Without resident visas, these workers from Myanmar must provide their own schools to educate their children. According to the Burmese Migrant Workers’ Education Committee (BMWEC), Mae Sot once had as many as 70–80 elementary schools devoted to teaching the children of workers from Myanmar.
The Green Water Migrant School at the southern edge of Mae Sot is one of the elementary schools Glocal Action sponsors. Winding through the muddy street, you come to a simple one-room adobe-brick schoolhouse next to some fields. Schoolmaster Ko Ko Zaw stands by the door, welcoming his visitors.
Ko is a graduate of the University of Yangon, but in 2005, amid political turmoil in Myanmar and finding it difficult to make ends meet, he decided to cross the border to Thailand to seek employment. In Mae Sot he discovered that quite a few of the children of Myanmar migrant workers weren’t going to school because they couldn’t pay tuition. As a college graduate, Ko deeply understood the importance of an education. Consequently, he quit his job, sought funding, built a simple one-room schoolhouse and began to operate the Green Water Migrant School.

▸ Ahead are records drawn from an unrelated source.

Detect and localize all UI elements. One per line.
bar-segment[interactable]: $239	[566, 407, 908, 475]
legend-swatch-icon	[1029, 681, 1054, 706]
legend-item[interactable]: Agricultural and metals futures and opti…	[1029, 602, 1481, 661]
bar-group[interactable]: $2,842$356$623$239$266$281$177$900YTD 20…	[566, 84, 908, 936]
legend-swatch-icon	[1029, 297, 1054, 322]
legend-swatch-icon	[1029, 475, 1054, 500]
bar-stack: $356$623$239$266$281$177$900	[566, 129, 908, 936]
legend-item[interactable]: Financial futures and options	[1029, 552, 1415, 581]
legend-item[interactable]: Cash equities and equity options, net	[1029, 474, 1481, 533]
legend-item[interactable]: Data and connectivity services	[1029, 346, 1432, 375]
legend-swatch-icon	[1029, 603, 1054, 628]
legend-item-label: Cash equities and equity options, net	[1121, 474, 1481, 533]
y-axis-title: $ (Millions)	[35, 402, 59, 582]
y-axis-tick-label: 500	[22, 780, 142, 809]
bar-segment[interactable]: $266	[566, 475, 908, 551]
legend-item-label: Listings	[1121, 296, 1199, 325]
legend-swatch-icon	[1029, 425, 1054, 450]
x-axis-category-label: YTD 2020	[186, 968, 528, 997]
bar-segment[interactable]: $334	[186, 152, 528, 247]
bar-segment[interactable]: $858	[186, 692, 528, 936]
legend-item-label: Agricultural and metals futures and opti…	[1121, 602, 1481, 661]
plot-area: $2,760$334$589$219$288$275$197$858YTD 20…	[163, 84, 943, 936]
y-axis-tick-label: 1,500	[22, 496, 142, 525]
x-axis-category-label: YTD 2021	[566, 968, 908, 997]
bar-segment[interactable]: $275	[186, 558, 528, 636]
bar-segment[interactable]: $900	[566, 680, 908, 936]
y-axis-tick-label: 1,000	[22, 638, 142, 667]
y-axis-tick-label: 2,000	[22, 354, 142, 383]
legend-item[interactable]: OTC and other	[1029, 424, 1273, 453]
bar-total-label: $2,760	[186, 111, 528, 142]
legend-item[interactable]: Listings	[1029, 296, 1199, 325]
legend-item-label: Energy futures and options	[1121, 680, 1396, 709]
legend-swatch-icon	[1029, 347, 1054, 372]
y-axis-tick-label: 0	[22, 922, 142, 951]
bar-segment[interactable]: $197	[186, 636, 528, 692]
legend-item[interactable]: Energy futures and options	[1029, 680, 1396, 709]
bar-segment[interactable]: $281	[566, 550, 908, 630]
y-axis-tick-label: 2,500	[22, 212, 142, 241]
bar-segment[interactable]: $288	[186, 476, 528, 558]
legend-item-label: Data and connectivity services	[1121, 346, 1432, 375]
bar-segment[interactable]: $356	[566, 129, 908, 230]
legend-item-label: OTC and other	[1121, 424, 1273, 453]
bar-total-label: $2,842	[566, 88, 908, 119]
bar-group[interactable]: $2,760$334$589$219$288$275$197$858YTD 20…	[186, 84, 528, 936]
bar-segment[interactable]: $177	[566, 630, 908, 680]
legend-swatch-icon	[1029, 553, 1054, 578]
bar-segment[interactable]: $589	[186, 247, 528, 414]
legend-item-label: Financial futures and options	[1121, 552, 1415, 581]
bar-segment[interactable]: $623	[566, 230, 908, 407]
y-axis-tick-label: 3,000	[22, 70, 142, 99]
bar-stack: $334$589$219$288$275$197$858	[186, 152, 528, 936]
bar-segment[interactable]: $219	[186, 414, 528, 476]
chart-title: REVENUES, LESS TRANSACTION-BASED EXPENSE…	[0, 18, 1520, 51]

Lai first met Ko Ko Zaw in 2007. Dark-complexioned, lean and small, Ko is a skilled artist with a remarkable ability to capture a person’s image with just a few strokes of a pen. Several times, he surprised and delighted Lai with cartoons he had spontaneously drawn. When Lai returned to Mae Sot in 2015 he was once again surprised and delighted to find that the Green Water Migrant School was still going strong. Lai found his old friend’s perseverance moving. Consequently, the school was one of the first targets of Glocal Action’s support after its founding.
Apart from providing financial help to a number of schools for Myanmar migrant workers’ children, Glocal Action has also worked with BMWEC to sponsor teacher training. Lai explains that most of these schools have poor teachers who lack proper training and certification. Their professional expertise comes entirely from experience and self study.
Consequently, Glocal Action and the BMWEC have promoted teacher training programs. In June of 2015 they sponsored teacher training workshops, attracting some teachers from Myanmar to cross the border just to enroll in the program.
A migrant worker father from Myanmar in Thailand attentively watches his child doing schoolwork.